James was an active member of one such organisation, the Health Workers Society (HWS), based in the Western Cape and founded in 1980.  The broad aims of the organisation included  the promotion of health , the provision of support to communities in their struggle for better health and to support better working and living conditions for health workers. HWS also provided a forum for debate on issues relating to health, politics and society.
The HWS was involved in a range of progressive activities and actively collaborated with like-minded organisations nationally. A major focus of the organisation was the unionization of health workers. James assisted with the setting up of a health workers advice office in Cape Town to support health workers to deal with their day-to-day problems and to provide information about conditions of employment and workers’ rights. The Health Workers Union grew out of the advice office and was formally launched on the 10th December 1985. This was a historic occasion in that it was the first union in SA that catered specifically for the needs of all health workers.
Another major activity of HWS was the establishment of  a progressive primary health care (PHC) project in the informal KTC settlement. Community health workers were trained, and clinics were organized in a multi-purpose facility which served the needs of the community. James organized students to assist with supporting clinic activities which usually took place over a weekend. The commitment of individuals like James and organisations such as HWS to primary care  presaged its emergence as the framework for South Africa’s health care system in the 21st century, illustrated by the current national policy of re-engineering of PHC and the recommendation  by the National Planning Commission that community health workers form the frontline of health development.
After completion of his medical training in 1989 he spent most of his career working in community and public health structures.

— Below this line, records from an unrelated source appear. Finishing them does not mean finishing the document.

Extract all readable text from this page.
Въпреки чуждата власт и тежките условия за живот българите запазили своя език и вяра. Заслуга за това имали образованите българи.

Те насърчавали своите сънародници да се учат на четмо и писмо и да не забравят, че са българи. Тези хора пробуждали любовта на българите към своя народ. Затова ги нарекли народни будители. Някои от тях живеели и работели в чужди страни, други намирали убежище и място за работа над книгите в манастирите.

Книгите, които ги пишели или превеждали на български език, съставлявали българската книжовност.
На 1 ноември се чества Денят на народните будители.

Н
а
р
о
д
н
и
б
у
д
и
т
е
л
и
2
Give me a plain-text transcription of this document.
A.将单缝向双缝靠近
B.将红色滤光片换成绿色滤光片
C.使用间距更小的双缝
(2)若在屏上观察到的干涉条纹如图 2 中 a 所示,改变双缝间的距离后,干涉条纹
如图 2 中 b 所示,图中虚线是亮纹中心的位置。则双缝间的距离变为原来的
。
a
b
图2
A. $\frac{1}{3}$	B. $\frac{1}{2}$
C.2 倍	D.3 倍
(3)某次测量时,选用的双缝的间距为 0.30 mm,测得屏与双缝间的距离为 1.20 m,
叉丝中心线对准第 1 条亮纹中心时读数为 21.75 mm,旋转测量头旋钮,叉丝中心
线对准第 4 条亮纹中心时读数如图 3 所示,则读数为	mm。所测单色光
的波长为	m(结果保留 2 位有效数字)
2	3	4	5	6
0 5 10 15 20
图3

This included a two year stint in Dr Mahate’s  strongly community orientated general practice in the southern suburbs, and a three year period  as a medical officer for the Children’s Resource Centre where he pioneered child-to-child primary health care preventative initiatives.  In 1997 he joined the provincial health service and was responsible for the development of the district health system in the Southern Cape. Five years later he was appointed as Deputy Director for policy and planning, a post he held for about 3 years before he joined the City of Cape Town, where he was the Manager of the Klipfontein sub-district, responsible for services in this area. In 2008 he rejoined the Provincial health services and as Director of Mitchells Plain / Klipfontein Sub-Structure of the Metropole District. In all of this positions James performed his work in a dignified and principled manner.
James regarded health as a basic human right. He knew that for us to achieve this required not only the radical transformation of the health sector but society as well and he worked tirelessly and unselfishly with a range of grassroots, academic and political organizations to try to achieve this goal.